O ministro do Supremo Tribunal Federal (STF), Flávio Dino, utilizou uma ação antiga do Partido Comunista do Brasil (PCdoB) para solicitar à presidência da Corte a investigação de possíveis conexões entre o ministro André Mendonça e o banqueiro Daniel Vorcaro. O pedido surge em um momento de alta tensão interna no tribunal, coincidindo com o julgamento sobre a atuação de Alexandre de Moraes.

Qual é a origem da ação que motivou o pedido de investigação?

Tudo começou com uma ação judicial protocolada pelo Partido Comunista do Brasil (PCdoB) em 2024, que questionava a concessão de serviços funerários na cidade de São Paulo. Flávio Dino é o relator desse processo e, mesmo após dois anos do início da causa, decidiu utilizar o espaço para apresentar uma petição ao presidente do STF, Edson Fachin. O ponto que chama a atenção de analistas políticos e juristas é que o próprio Dino foi filiado ao PCdoB por 15 anos, entre 2006 e 2021, período em que construiu sua carreira política como deputado federal e governador do Maranhão.

Quais são os fatos que levantaram suspeitas sobre a conduta de André Mendonça?

O documento enviado por Dino registra que André Mendonça se encontrou com o banqueiro Daniel Vorcaro, do Banco Master, em março de 2025. A reunião aconteceu apenas um dia antes de Mendonça pedir mais tempo para analisar um processo que discutia regras de cemitérios privados em São Paulo. Semanas depois, Mendonça votou contra uma decisão de Dino que afetava empresas do setor funerário. Na época, um fundo ligado ao banco de Vorcaro possuía investimentos justamente nessa área. Mendonça confirmou o encontro, mas alegou que a pauta era institucional e tratava de outros assuntos financeiros.
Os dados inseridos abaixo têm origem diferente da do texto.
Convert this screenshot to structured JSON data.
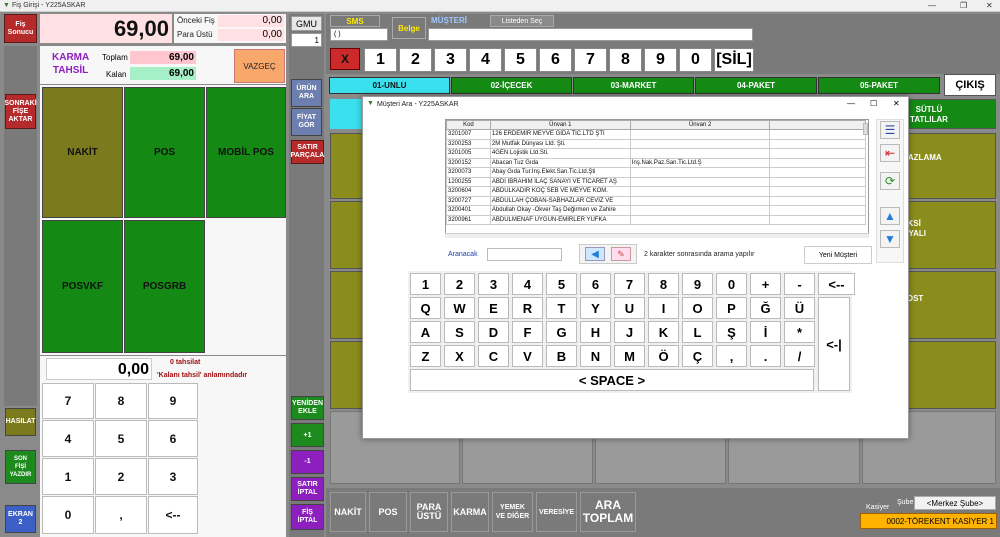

O que exatamente Flávio Dino pretende esclarecer com essa medida?

O objetivo de Dino é apurar se existe uma relação direta entre o encontro de Mendonça com o banqueiro e as decisões tomadas pelo ministro no processo dos serviços funerários. Dino mencionou a necessidade de diligências para investigar as conexões entre o Banco Master, o Instituto Iter e o ministro, além de citar um irmão de Mendonça que atuaria em um órgão de regulação funerária. No entanto, o despacho de Dino ressalva que a existência desses fatos, por si só, não prova que o voto de Mendonça foi influenciado por interesses externos, tratando o caso como uma hipótese a ser esclarecida.